Although Nana Naisbitt graduated from the University of Chicago with Honors in 1984, her path through college was anything but traditional. To complete her thesis for an Asian History B.A., she decided to adventure to Japan with little cash in hopes of finding a Japanese family she could live and work with. Following a lead of an available teaching position in a small town in southern Japan, she found the Shimomura family who welcomed her into their home, farm, and village. Her experience in Japan built upon her unconventional high school education at Metro High School in Chicago, a “school without walls.” At Metro, she studied writing with editors of Playboy Magazine in their corporate conference room; animal behavior at the Lincoln Park Zoo; astronomy with a PhD scientist at the Adler Planetarium; and law in the courtrooms of Cook County.
Inspired by her high school education with professional mentors, Nana pioneered an acclaimed internship program in the Telluride, Colorado region in 1999. Since then, she has sent more than 60 students on individually designed internships to Cambridge, Washington DC, San Francisco, Germany, Ecuador, Nepal, and more. Institutions have included Harvard University, Stanford University, the Smithsonian Institution, University of Chicago, California Academy of Sciences, New York University, Emory University, and more.
Moved to help her interns further their studies, she has helped scores of students gain admission to their reach schools, whether undergraduate or graduate school. After 14-years of helping students on a part-time basis, Nana decided to form Chalkboard officially and devote her energies full-time. A crucial piece of the puzzle is helping students and their families finance college affordably, a pursuit Nana is passionate about. Annually, Chalkboard students are awarded millions of dollars in grants and scholarships.
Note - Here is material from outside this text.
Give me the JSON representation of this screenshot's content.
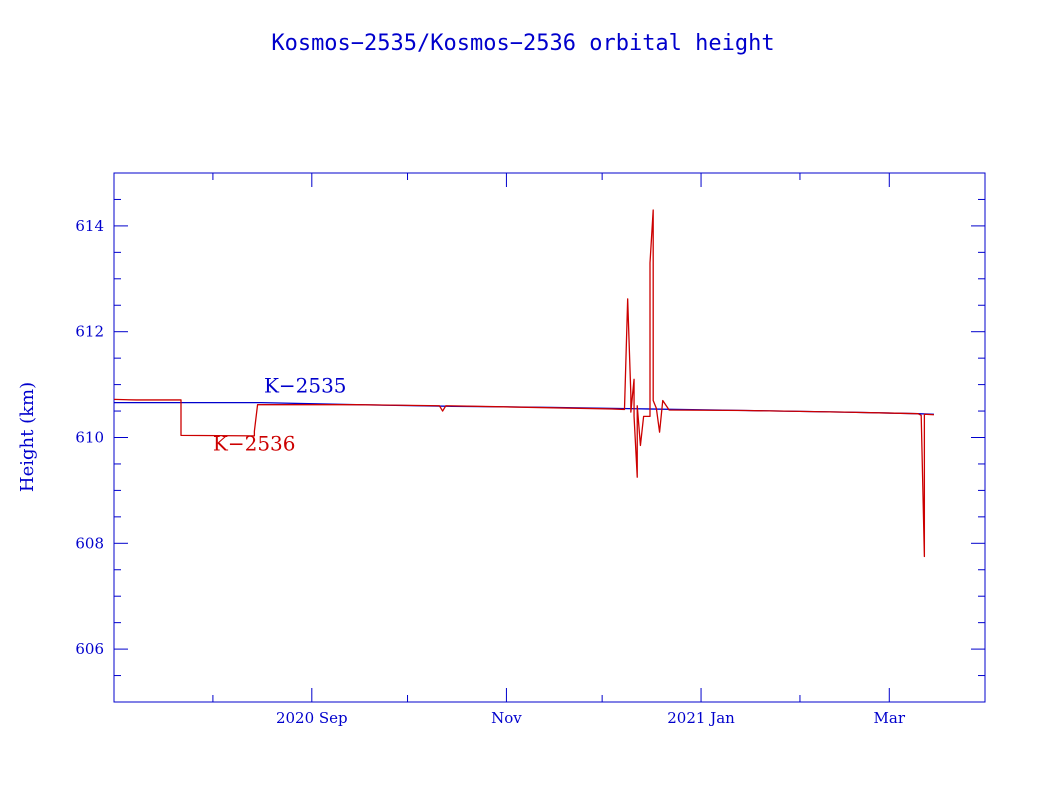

Nana has been an active champion of science since 1998 – writing, hosting public events, and educating youth. She has organized and hosted more than 150 public science forums and has contributed pieces to TIME Magazine, Fast Company, Whole Earth Catalog, among other publications. She has appeared on the Lehrer News Hour, the BBC World Service, and NPR among other broadcasters, and has spoken at venues throughout the world including the 92nd Street Y, the National University in Taiwan, The Commonwealth Club in San Francisco, Peking University, the Smithsonian Institution, and the California Academy of Sciences.
Nana was named the first executive director of the Telluride Science Research Center in January 2007 after managing TSRC for four years prior as the executive director of Pinhead Institute, a Colorado science education non-profit and a Smithsonian Affiliate, which she founded.
While director of TSRC, Nana facilitated its growth from 90 participants in 2002 to 1,520 participants in 2014. The number of annual meetings grew from seven in 2002 to 58 in 2015 under her leadership. TSRC hosted its first international meeting in France in 2014, which Nana co-organized. Graduate-level summer schools, conferences, and winter meetings were established at TSRC during her tenure, none of which occurred prior to her leadership. Nana grew the reserves of the organization from $15,000 in 2002 to $950,000 in 2014.
Nana was given the title “Smithsonian Research Collaborator” in 2000 for her writings on natural history and was a member of the Encyclopedia of Life Steering Committee formed by the Smithsonian National Museum of Natural History in 2004. She was instrumental in catalyzing and organizing the Encyclopedia of Life Symposium in Telluride in February 2004, editing the white paper that formed the basis of the $25 million dollar MacArthur Foundation grant awarded to the Smithsonian in partnership with Harvard University and the Chicago Field Museum in 2007 to launch the Encyclopedia of Life project.
In 2002, she partnered with the California Academy of Sciences to produce a public forum to help frame the scientific, ethical, and philosophical debates surrounding emerging genetic technologies. In May 2000, she designed and moderated multiple forums, entitled “Human Genome Human Being,” in Beijing, China, in cooperation with Peking University and the Link Foundation. With her father John Naisbitt and artist Douglas Philips, she wrote High Tech High Touch (Broadway Books, 1999), which focused on the impact technology has on human society, and was translated into 12 languages.
Raised in the Midwest flatlands, but now living in Durango, Colorado, she is a perpetual beginner at more extreme mountain sports like ice climbing and mountain biking, but likes to think she excels at hiking. She began traveling independently at 16 with her 17-year-old sister and has since explored nearly 60 countries.